A parallel algorithm for step- and chain-growth polymerization in Molecular Dynamics

TL;DR

This paper introduces a parallel algorithm for simulating step- and chain-growth polymerization within Molecular Dynamics, enabling more realistic modeling of chemical bond formation in soft-matter systems.

Contribution

It presents a novel parallel algorithm for polymerization in MD simulations, implemented in ESPResSo++, and compares its performance and results with existing tools and literature.

Findings

The algorithm produces continuous trajectories at a given intrinsic rate.

Results for chain growth align with existing simulation literature.
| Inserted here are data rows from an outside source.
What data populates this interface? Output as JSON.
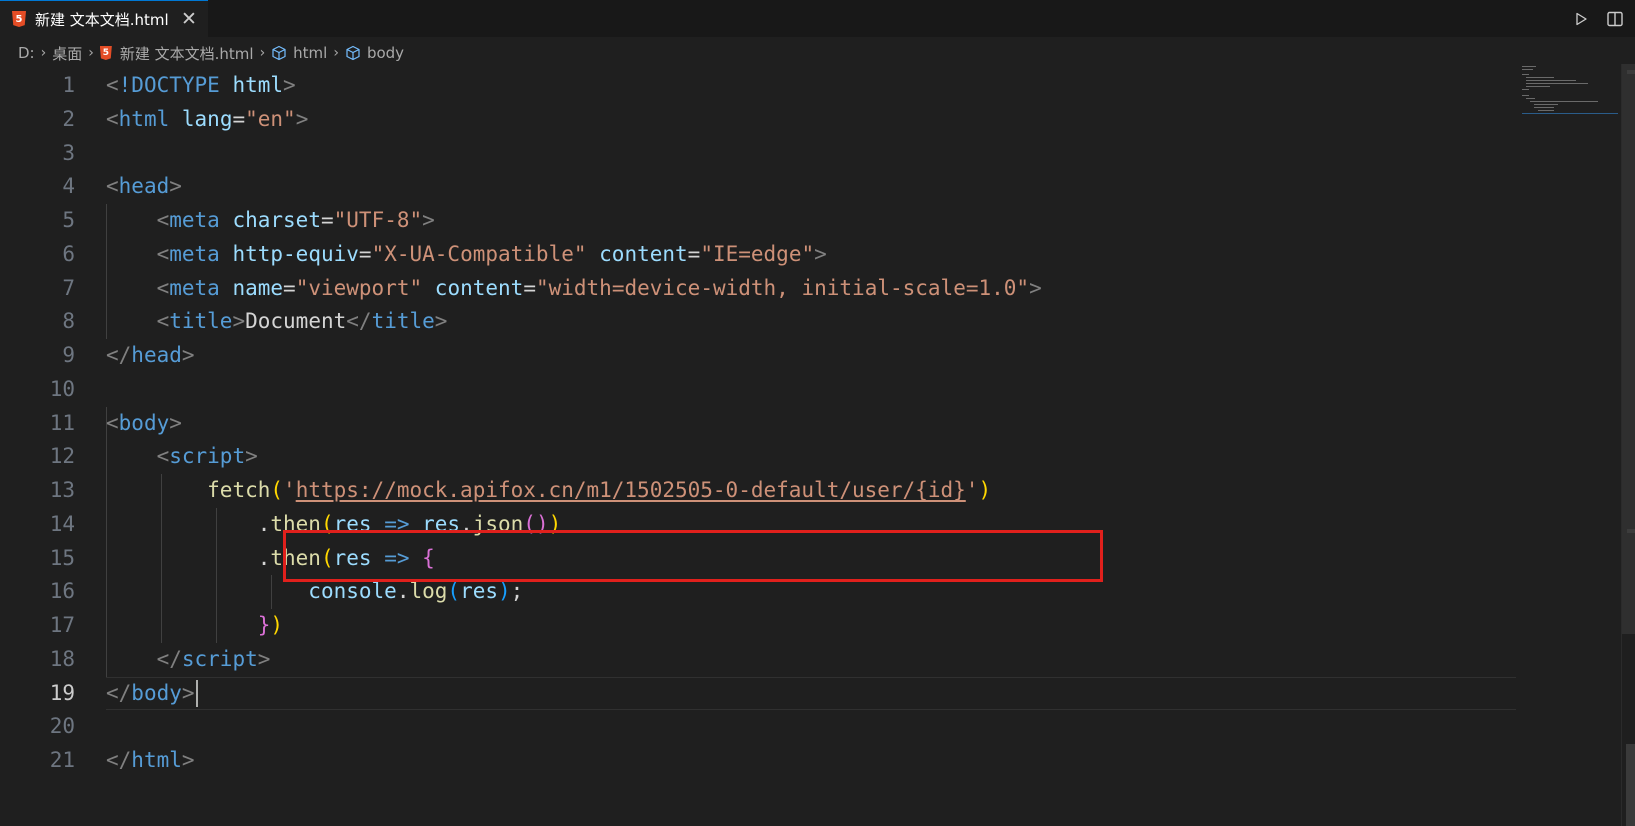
{
  "tab": {
    "file_name": "新建 文本文档.html",
    "icon": "html5-icon",
    "icon_glyph": "5",
    "close_glyph": "✕"
  },
  "actions": {
    "run_icon": "play-icon",
    "split_icon": "split-editor-icon"
  },
  "breadcrumb": {
    "drive": "D:",
    "folder": "桌面",
    "file": "新建 文本文档.html",
    "symbol1": "html",
    "symbol2": "body",
    "separator": "›"
  },
  "editor": {
    "active_line": 19,
    "line_numbers": [
      "1",
      "2",
      "3",
      "4",
      "5",
      "6",
      "7",
      "8",
      "9",
      "10",
      "11",
      "12",
      "13",
      "14",
      "15",
      "16",
      "17",
      "18",
      "19",
      "20",
      "21"
    ],
    "highlight_color": "#e0201c"
  },
  "code": {
    "l1": {
      "lt": "<",
      "bang": "!DOCTYPE",
      "sp": " ",
      "name": "html",
      "gt": ">"
    },
    "l2": {
      "lt": "<",
      "tag": "html",
      "sp": " ",
      "attr": "lang",
      "eq": "=",
      "val": "\"en\"",
      "gt": ">"
    },
    "l4": {
      "lt": "<",
      "tag": "head",
      "gt": ">"
    },
    "l5": {
      "indent": "    ",
      "lt": "<",
      "tag": "meta",
      "sp": " ",
      "attr": "charset",
      "eq": "=",
      "val": "\"UTF-8\"",
      "gt": ">"
    },
    "l6": {
      "indent": "    ",
      "lt": "<",
      "tag": "meta",
      "sp": " ",
      "attr1": "http-equiv",
      "eq1": "=",
      "val1": "\"X-UA-Compatible\"",
      "sp2": " ",
      "attr2": "content",
      "eq2": "=",
      "val2": "\"IE=edge\"",
      "gt": ">"
    },
    "l7": {
      "indent": "    ",
      "lt": "<",
      "tag": "meta",
      "sp": " ",
      "attr1": "name",
      "eq1": "=",
      "val1": "\"viewport\"",
      "sp2": " ",
      "attr2": "content",
      "eq2": "=",
      "val2": "\"width=device-width, initial-scale=1.0\"",
      "gt": ">"
    },
    "l8": {
      "indent": "    ",
      "lt": "<",
      "tag": "title",
      "gt": ">",
      "text": "Document",
      "lt2": "</",
      "tag2": "title",
      "gt2": ">"
    },
    "l9": {
      "lt": "</",
      "tag": "head",
      "gt": ">"
    },
    "l11": {
      "lt": "<",
      "tag": "body",
      "gt": ">"
    },
    "l12": {
      "indent": "    ",
      "lt": "<",
      "tag": "script",
      "gt": ">"
    },
    "l13": {
      "indent": "        ",
      "fn": "fetch",
      "open": "(",
      "q1": "'",
      "url": "https://mock.apifox.cn/m1/1502505-0-default/user/{id}",
      "q2": "'",
      "close": ")"
    },
    "l14": {
      "indent": "            ",
      "dot": ".",
      "fn": "then",
      "open": "(",
      "param": "res",
      "arrow": " => ",
      "obj": "res",
      "dot2": ".",
      "fn2": "json",
      "open2": "(",
      "close2": ")",
      "close": ")"
    },
    "l15": {
      "indent": "            ",
      "dot": ".",
      "fn": "then",
      "open": "(",
      "param": "res",
      "arrow": " => ",
      "brace": "{"
    },
    "l16": {
      "indent": "                ",
      "obj": "console",
      "dot": ".",
      "fn": "log",
      "open": "(",
      "arg": "res",
      "close": ")",
      "semi": ";"
    },
    "l17": {
      "indent": "            ",
      "brace": "}",
      "close": ")"
    },
    "l18": {
      "indent": "    ",
      "lt": "</",
      "tag": "script",
      "gt": ">"
    },
    "l19": {
      "lt": "</",
      "tag": "body",
      "gt": ">"
    },
    "l21": {
      "lt": "</",
      "tag": "html",
      "gt": ">"
    }
  }
}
A rate equation for step growth matches simulation results under certain conditions.

Abstract

Classical Molecular Dynamics (MD) simulations provide insight on the properties of many soft-matter systems. In some situations it is interesting to model the creation of chemical bonds, a process that is not part of the MD framework. In this context, we propose a parallel algorithm for step- and chain-growth polymerization that is based on a generic reaction scheme, works at a given intrinsic rate and produces continuous trajectories. We present an implementation in the ESPResSo++ simulation software and compare it with the corresponding feature in LAMMPS. For chain growth, our results are compared to the existing simulation literature. For step growth, a rate equation is proposed for the evolution of the crosslinker population that compares well to the simulations for low crosslinker functionality or for short times.